Souvent, il regrettait ne pas pouvoir s'y perdre par manque de temps et s'y risquer de ne plus retrouver son chemin au travers de ses innombrables rues entrelacés les unes sur les autres, et qui s'amusaient à jongler sur différentes altitudes à l'instar d'un tas de nœuds gigantesque, si le mot suffisait à décrire une telle immensité.

De cette immensité, Ian avait appris avec le temps de s'en accommoder par un plan imaginaire, mais qui avait le don de rester fidèle à la réalité et d'éclaircir sa vision de ce monstre urbain.

Ce monstre, qui n'était qu'un assemblage monolithique de gratte-ciel incroyables, était capable de culminer à pas moins de deux kilomètres huit depuis le niveau de la mer, pour une superficie approchant les huit cent mètres carrés, et alors que l'on y habitait dans les cités en vicinité des activités économiques et administratives à partir du deuxième kilomètre, le premier se réservait les industries de toutes sortes, de la gestion électrique, de l'adduction en eaux, aux conceptions automobiles, en passant par les textiles, la sidérurgie et autres travaux sur les métaux, les productions manufacturières ou encore la pétrochimie, entre autres.
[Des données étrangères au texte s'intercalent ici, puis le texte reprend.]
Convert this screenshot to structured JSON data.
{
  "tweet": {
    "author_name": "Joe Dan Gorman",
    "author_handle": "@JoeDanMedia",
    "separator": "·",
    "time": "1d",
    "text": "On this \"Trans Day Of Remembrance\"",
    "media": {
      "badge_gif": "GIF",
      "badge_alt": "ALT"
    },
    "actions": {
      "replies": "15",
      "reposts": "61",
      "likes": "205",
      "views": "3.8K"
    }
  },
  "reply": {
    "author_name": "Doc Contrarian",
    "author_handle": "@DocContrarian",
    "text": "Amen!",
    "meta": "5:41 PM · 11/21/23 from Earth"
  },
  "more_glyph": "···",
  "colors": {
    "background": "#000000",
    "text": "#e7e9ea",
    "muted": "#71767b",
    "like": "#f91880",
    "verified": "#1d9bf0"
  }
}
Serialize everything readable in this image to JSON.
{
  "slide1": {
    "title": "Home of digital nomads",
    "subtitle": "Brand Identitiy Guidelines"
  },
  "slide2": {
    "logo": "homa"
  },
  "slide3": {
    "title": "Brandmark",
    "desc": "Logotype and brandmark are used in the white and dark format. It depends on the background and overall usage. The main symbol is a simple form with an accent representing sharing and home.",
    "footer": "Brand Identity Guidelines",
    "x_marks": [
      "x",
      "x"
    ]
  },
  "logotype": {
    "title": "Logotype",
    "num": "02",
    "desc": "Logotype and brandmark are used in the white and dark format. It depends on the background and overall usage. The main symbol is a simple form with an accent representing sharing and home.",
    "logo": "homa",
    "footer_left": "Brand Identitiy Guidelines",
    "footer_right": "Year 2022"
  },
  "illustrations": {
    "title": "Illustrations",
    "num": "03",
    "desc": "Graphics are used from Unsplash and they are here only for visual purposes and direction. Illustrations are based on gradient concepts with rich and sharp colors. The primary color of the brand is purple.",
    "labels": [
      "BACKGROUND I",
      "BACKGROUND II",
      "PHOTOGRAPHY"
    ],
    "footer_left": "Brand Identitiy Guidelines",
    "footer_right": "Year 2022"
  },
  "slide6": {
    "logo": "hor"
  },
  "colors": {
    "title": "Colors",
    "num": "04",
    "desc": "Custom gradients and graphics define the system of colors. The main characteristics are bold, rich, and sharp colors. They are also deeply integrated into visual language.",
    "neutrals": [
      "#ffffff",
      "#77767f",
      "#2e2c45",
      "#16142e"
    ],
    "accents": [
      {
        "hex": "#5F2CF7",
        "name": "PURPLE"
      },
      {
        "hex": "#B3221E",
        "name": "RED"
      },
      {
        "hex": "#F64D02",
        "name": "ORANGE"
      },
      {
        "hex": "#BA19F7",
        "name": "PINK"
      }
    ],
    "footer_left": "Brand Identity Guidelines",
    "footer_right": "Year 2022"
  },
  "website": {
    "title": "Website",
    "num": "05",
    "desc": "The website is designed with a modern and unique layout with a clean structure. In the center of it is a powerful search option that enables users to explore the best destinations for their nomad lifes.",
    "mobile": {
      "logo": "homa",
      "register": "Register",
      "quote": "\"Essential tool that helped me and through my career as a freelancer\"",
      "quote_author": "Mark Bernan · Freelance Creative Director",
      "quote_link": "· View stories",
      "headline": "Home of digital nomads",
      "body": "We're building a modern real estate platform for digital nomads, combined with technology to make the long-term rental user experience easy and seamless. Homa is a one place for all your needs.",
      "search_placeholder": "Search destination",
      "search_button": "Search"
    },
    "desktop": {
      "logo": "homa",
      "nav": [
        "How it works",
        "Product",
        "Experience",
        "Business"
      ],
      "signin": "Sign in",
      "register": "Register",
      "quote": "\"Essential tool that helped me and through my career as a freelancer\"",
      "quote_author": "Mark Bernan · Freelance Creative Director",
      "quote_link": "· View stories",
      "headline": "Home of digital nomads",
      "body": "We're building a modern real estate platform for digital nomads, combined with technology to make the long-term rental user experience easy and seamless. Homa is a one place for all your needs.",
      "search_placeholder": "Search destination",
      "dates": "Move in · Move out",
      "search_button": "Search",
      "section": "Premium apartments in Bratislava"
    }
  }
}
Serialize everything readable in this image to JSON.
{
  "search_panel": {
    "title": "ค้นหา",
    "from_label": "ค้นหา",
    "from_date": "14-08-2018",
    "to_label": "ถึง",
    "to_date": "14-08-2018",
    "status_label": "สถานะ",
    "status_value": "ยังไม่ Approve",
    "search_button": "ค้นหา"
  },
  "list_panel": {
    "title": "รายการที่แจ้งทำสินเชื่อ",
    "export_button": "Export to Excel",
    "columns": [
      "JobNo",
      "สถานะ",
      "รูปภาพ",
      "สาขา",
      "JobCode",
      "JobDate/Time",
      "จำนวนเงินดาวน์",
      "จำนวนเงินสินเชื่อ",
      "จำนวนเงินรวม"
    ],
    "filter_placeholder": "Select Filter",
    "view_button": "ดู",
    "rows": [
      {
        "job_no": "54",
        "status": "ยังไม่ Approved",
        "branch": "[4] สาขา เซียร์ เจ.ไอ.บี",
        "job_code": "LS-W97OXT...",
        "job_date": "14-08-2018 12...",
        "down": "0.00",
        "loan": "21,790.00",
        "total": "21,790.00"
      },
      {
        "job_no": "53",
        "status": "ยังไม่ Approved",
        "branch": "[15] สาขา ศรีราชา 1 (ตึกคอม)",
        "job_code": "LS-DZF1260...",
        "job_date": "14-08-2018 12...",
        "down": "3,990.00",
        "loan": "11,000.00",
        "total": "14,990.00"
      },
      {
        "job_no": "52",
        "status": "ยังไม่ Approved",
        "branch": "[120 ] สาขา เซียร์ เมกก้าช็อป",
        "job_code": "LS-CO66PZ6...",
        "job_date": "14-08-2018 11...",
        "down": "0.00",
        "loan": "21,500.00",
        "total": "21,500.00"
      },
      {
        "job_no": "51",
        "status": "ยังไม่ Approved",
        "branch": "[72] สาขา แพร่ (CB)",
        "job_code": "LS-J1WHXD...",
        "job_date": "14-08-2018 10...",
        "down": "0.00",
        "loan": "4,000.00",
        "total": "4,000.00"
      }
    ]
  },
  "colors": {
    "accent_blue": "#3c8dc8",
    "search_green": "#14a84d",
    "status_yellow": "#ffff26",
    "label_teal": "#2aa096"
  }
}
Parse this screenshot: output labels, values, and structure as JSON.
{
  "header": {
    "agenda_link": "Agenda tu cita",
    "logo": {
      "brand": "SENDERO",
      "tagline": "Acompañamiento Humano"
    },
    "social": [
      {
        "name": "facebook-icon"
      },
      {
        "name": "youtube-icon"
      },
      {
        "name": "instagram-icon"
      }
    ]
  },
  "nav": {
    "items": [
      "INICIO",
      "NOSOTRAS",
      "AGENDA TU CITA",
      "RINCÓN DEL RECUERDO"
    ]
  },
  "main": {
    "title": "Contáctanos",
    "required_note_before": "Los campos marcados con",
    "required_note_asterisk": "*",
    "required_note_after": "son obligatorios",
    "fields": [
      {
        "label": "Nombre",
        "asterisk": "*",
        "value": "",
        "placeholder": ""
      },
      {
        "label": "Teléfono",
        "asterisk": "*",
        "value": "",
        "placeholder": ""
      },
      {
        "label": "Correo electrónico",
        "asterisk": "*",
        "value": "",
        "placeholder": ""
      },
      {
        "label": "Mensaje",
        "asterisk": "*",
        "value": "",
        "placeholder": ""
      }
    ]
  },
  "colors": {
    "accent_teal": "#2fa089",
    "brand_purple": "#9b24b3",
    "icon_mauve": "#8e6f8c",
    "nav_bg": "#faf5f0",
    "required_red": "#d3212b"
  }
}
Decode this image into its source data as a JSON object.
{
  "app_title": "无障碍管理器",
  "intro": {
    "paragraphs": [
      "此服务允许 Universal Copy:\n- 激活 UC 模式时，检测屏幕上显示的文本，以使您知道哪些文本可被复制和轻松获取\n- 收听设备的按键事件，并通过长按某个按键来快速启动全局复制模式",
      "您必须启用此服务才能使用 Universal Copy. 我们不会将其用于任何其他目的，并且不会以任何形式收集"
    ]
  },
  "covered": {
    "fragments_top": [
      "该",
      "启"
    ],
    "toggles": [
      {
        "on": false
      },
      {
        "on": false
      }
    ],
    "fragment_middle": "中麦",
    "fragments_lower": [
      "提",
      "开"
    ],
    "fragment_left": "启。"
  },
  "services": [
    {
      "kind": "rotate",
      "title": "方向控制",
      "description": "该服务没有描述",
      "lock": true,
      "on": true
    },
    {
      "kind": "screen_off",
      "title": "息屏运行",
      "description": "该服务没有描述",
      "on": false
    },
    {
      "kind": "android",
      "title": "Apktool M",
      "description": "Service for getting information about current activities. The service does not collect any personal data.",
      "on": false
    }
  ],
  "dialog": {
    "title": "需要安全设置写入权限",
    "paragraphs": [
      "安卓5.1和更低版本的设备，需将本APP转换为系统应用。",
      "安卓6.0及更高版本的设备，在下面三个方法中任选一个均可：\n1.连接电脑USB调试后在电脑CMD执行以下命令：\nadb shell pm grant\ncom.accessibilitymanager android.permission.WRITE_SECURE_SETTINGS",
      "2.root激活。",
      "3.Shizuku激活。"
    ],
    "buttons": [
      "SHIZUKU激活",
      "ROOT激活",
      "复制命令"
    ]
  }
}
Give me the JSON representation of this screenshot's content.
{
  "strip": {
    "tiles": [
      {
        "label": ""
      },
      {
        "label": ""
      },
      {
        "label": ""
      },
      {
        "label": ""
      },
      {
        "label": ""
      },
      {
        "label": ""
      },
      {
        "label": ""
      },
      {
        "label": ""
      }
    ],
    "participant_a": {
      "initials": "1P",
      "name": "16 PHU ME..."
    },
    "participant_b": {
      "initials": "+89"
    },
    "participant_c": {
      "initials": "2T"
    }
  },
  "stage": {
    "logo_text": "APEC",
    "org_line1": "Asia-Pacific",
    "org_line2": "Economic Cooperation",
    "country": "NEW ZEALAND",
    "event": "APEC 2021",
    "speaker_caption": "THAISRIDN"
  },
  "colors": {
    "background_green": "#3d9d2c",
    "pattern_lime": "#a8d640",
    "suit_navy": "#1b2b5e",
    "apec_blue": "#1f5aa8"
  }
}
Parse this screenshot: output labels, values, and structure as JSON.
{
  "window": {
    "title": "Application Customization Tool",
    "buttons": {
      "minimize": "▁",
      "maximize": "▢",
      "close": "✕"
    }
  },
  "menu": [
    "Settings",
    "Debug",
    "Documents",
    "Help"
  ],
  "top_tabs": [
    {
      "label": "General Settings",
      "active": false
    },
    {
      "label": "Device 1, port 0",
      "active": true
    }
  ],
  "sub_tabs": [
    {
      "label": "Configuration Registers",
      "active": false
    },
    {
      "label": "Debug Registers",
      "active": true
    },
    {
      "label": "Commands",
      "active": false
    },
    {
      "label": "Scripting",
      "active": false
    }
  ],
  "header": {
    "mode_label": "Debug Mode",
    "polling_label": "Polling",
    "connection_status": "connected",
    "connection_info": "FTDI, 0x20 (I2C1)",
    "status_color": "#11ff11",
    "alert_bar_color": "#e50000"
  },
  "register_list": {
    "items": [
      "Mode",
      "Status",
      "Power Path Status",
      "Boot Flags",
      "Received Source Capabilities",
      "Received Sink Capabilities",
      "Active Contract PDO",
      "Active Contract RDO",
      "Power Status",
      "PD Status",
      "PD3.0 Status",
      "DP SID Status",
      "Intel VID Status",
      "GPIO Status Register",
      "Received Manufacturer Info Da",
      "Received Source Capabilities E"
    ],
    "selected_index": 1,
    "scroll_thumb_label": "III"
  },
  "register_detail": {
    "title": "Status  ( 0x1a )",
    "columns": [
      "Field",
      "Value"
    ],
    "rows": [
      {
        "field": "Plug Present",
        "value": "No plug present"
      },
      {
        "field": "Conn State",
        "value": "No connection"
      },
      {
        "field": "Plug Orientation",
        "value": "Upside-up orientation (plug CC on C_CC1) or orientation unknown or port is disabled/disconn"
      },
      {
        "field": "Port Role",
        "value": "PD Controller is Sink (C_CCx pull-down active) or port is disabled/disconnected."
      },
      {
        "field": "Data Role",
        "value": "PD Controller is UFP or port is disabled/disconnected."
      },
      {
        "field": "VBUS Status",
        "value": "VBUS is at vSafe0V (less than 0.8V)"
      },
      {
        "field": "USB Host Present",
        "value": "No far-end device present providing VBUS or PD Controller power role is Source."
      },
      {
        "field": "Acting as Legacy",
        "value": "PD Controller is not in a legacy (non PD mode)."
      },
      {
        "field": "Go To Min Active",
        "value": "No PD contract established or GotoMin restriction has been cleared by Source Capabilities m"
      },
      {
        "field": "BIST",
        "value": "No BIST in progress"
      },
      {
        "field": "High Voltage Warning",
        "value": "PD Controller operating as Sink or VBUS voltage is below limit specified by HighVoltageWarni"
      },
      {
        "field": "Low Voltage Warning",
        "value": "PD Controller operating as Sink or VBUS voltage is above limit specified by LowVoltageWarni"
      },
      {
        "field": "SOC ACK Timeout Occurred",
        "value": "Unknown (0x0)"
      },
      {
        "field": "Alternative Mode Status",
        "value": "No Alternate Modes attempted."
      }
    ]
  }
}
Ian se sentait si bête dans les moments où Orane lui contait ses pérégrinations de congés annuelle. Elle avait ce talent de décrire en des mots dont il ne pouvait saisir le sens, à quel point il était rafraîchissant de quitter l'oppression des tours, les nuages de pollution et les pluies diluviennes pour le bleu de Gilia, où l'air marin n'est que pureté et où les rats n'ont pas leurs places, s'il fallait croire en ses propos qui ne pouvaient résonner en cet homme beaucoup trop urbain.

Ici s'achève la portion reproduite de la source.